The objects, which also include paintings in the Socialist realism style and photographs of Hungary's communist-era leaders, were found in state warehouses and ministries "where they have been gathering dust for the past 20 years," Bence Retvari, Hungary's state secretary, said Monday.
"The state does not want to look after these communist relics anymore," he added.
The auction will be held Dec. 6 at the Pinter Gallery in the capital, Budapest. The revenue will go to Caritas, a Catholic charity, to help residents in several western towns left devastated by an Oct. 4 flood of toxic red sludge from a plant reservoir.

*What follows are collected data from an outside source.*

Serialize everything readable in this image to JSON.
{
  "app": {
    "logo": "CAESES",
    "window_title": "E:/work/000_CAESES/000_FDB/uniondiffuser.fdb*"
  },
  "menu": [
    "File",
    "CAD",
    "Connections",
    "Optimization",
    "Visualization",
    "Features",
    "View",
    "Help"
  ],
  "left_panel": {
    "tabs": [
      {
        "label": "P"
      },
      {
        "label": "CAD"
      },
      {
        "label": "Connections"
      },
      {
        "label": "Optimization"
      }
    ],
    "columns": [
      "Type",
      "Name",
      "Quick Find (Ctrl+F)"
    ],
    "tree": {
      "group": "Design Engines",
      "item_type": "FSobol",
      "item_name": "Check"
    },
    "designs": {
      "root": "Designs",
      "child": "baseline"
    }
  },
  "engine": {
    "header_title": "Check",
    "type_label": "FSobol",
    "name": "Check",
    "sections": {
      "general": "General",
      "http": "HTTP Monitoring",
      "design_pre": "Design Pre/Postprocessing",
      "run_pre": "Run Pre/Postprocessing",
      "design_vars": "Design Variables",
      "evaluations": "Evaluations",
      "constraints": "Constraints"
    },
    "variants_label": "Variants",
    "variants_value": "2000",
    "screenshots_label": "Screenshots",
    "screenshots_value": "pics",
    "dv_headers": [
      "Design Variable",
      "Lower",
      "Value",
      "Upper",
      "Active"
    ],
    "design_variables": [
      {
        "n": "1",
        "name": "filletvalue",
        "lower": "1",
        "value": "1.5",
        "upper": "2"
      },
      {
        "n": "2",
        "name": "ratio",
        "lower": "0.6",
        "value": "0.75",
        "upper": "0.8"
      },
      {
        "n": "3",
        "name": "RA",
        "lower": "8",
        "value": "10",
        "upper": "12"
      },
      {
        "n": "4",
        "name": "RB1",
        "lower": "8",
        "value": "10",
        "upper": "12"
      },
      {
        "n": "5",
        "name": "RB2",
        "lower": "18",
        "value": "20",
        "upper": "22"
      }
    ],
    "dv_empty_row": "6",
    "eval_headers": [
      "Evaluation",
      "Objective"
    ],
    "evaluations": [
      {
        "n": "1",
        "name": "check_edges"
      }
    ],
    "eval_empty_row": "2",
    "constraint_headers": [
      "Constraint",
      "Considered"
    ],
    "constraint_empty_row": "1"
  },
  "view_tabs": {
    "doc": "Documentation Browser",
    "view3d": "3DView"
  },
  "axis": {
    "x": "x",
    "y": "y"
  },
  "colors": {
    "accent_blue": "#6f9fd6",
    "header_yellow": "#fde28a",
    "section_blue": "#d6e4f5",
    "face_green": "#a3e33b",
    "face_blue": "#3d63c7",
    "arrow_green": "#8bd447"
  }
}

Ten people died in the deluge and dozens were injured.
Gallery owner Peter Pinter said he hoped the most valuable objects would go to a single bidder so "they could then be donated to a museum or public collection for exhibit."
The auction pieces include a large, framed photo of Matyas Rakosi, the ruler who led a Stalinist-type regime between 1945 and 1956.
Artwork with communist themes has met with varying fates across Hungary after the end of the communist regime in 1990.
Many large statues of Soviet-era leaders and soldiers, Karl Marx, Friedrich Engels and factory workers were moved to Memento Park, an outdoor museum in Budapest. A huge painting by Aurel Bernath called "The Workers' State" can be seen again in the lobby of a prominent political building in the capital after being hidden from public view from 1990-2004.